20.4 Auflösungsantrag

20.4.1 Des Arbeitnehmers

Der Arbeitnehmer kann sowohl im Fall der ordentlichen Kündigung nach § 9 KSchG wie auch im Fall der außerordentlichen Kündigung nach § 13 KSchG den Auflösungsantrag stellen.
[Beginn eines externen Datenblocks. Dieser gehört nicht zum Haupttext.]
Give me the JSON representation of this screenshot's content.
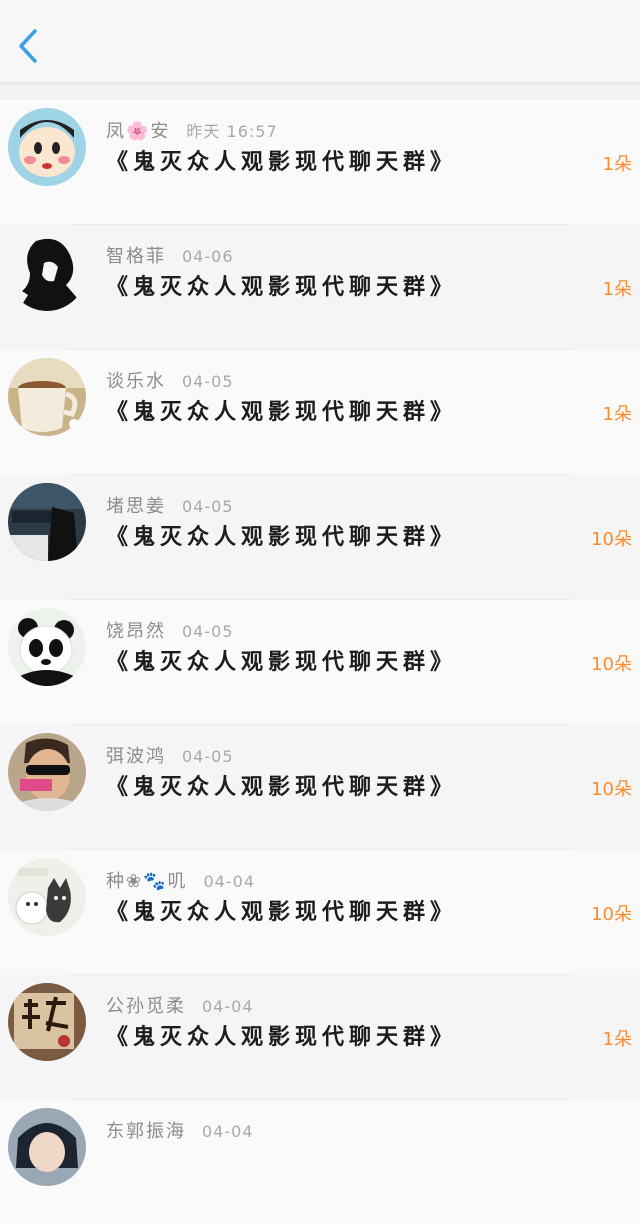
{
  "header": {
    "back_icon": "chevron-left-icon",
    "accent": "#3aa0e6"
  },
  "items": [
    {
      "name": "凤🌸安",
      "time": "昨天 16:57",
      "message": "《鬼灭众人观影现代聊天群》",
      "count": "1朵",
      "avatar_desc": "cartoon boy"
    },
    {
      "name": "智格菲",
      "time": "04-06",
      "message": "《鬼灭众人观影现代聊天群》",
      "count": "1朵",
      "avatar_desc": "silhouette"
    },
    {
      "name": "谈乐水",
      "time": "04-05",
      "message": "《鬼灭众人观影现代聊天群》",
      "count": "1朵",
      "avatar_desc": "coffee cup"
    },
    {
      "name": "堵思姜",
      "time": "04-05",
      "message": "《鬼灭众人观影现代聊天群》",
      "count": "10朵",
      "avatar_desc": "scp poster"
    },
    {
      "name": "饶昂然",
      "time": "04-05",
      "message": "《鬼灭众人观影现代聊天群》",
      "count": "10朵",
      "avatar_desc": "panda"
    },
    {
      "name": "弭波鸿",
      "time": "04-05",
      "message": "《鬼灭众人观影现代聊天群》",
      "count": "10朵",
      "avatar_desc": "man with sunglasses"
    },
    {
      "name": "种❀🐾叽",
      "time": "04-04",
      "message": "《鬼灭众人观影现代聊天群》",
      "count": "10朵",
      "avatar_desc": "cartoon cat"
    },
    {
      "name": "公孙觅柔",
      "time": "04-04",
      "message": "《鬼灭众人观影现代聊天群》",
      "count": "1朵",
      "avatar_desc": "calligraphy"
    },
    {
      "name": "东郭振海",
      "time": "04-04",
      "message": "",
      "count": "",
      "avatar_desc": "anime character"
    }
  ]
}
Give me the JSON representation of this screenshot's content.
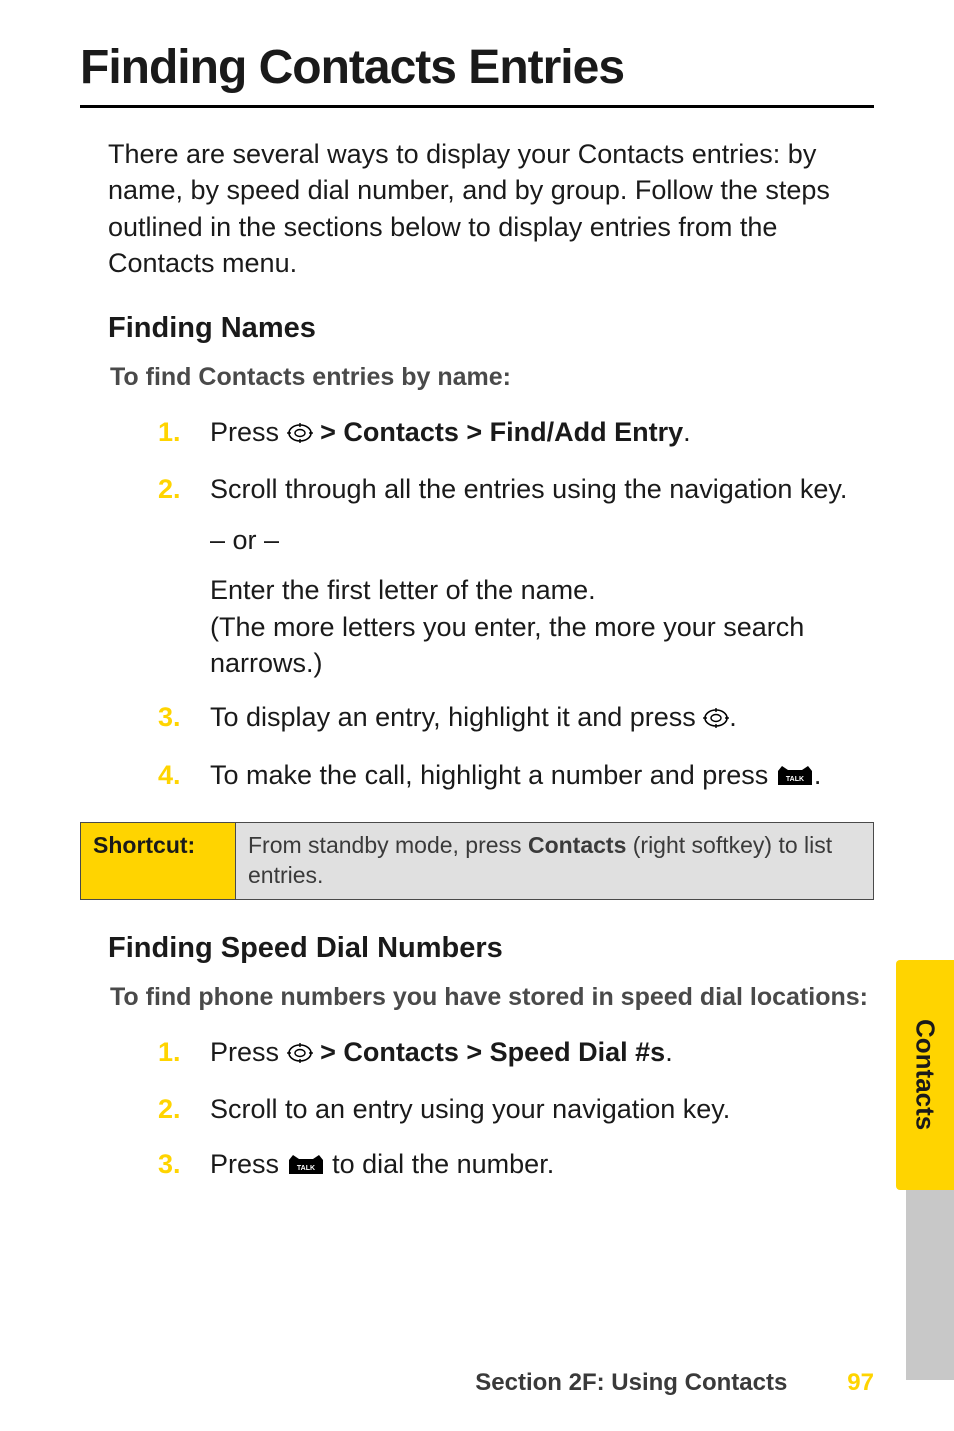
{
  "title": "Finding Contacts Entries",
  "intro": "There are several ways to display your Contacts entries: by name, by speed dial number, and by group. Follow the steps outlined in the sections below to display entries from the Contacts menu.",
  "section1": {
    "heading": "Finding Names",
    "lead": "To find Contacts entries by name:",
    "steps": {
      "s1_prefix": "Press",
      "s1_suffix": " > Contacts > Find/Add Entry",
      "s1_period": ".",
      "s2": "Scroll through all the entries using the navigation key.",
      "s2_or": "– or –",
      "s2_alt1": "Enter the first letter of the name.",
      "s2_alt2": "(The more letters you enter, the more your search narrows.)",
      "s3_prefix": "To display an entry, highlight it and press",
      "s3_suffix": ".",
      "s4_prefix": "To make the call, highlight a number and press",
      "s4_suffix": "."
    }
  },
  "shortcut": {
    "label": "Shortcut:",
    "text_prefix": "From standby mode, press ",
    "text_bold": "Contacts",
    "text_suffix": " (right softkey) to list entries."
  },
  "section2": {
    "heading": "Finding Speed Dial Numbers",
    "lead": "To find phone numbers you have stored in speed dial locations:",
    "steps": {
      "s1_prefix": "Press",
      "s1_suffix": " > Contacts > Speed Dial #s",
      "s1_period": ".",
      "s2": "Scroll to an entry using your navigation key.",
      "s3_prefix": "Press",
      "s3_suffix": " to dial the number."
    }
  },
  "sidetab": "Contacts",
  "footer": {
    "section": "Section 2F: Using Contacts",
    "page": "97"
  }
}
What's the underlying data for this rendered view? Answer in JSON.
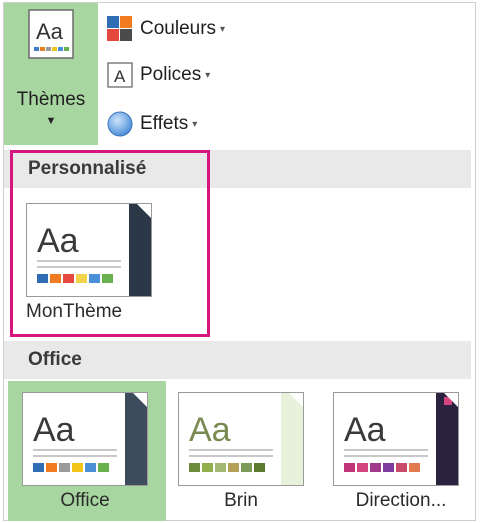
{
  "ribbon": {
    "themes_label": "Thèmes",
    "themes_caret": "▼",
    "commands": [
      {
        "label": "Couleurs",
        "icon": "colors-icon"
      },
      {
        "label": "Polices",
        "icon": "fonts-icon"
      },
      {
        "label": "Effets",
        "icon": "effects-icon"
      }
    ],
    "dropdown_glyph": "▾"
  },
  "sections": {
    "custom_title": "Personnalisé",
    "office_title": "Office"
  },
  "themes": {
    "custom": [
      {
        "name": "MonThème",
        "preview_text": "Aa"
      }
    ],
    "office": [
      {
        "name": "Office",
        "preview_text": "Aa",
        "selected": true
      },
      {
        "name": "Brin",
        "preview_text": "Aa"
      },
      {
        "name": "Direction...",
        "preview_text": "Aa"
      }
    ]
  },
  "colors": {
    "selected_bg": "#a8d6a0",
    "highlight_border": "#d6157d",
    "section_bg": "#e9e9e9"
  }
}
Diese Erweiterung der Rechte des Arbeitnehmers, die auch im Fall eines Arbeitnehmers in leitender Funktion gilt[1] ist nicht verfassungswidrig. Es liegt kein Verstoß gegen den Gleichheitsgrundsatz vor, da der soziale Status des Arbeitnehmers im Fall der außerordentlichen Kündigung erheblich stärker betroffen wird, als im Fall der ordentlichen Kündigung.[2]

20.4.2 Des Arbeitgebers

Der Arbeitgeber kann nur im Fall der unwirksamen ordentlichen Kündigung einen Auflösungsantrag nach § 9 KSchG stellen. Ansonsten bleibt ihm nur die Möglichkeit, dem Arbeitnehmer ein entsprechend verlockendes Abfindungsangebot zu unterbreiten, damit dieser einen Vergleich schließt.

20.5 Auflösungsgrund

Allein der Antrag einer der dazu Berechtigten genügt nicht, um durch Urteil das Arbeitsverhältnis aufzulösen. Es bedarf eines Auflösungsgrunds.

Der Auflösungsgrund des Arbeitnehmers muss darin liegen, dass ihm die Fortsetzung des Arbeitsverhältnisses nicht zuzumuten ist. Der Umstand, dass eine sozial nicht gerechtfertigte Kündigung ausgesprochen wurde, reicht dafür nicht aus. Es muss sich vielmehr um Gründe handeln, die der Arbeitgeber im Zusammenhang mit der Kündigung oder dem Kündigungsschu...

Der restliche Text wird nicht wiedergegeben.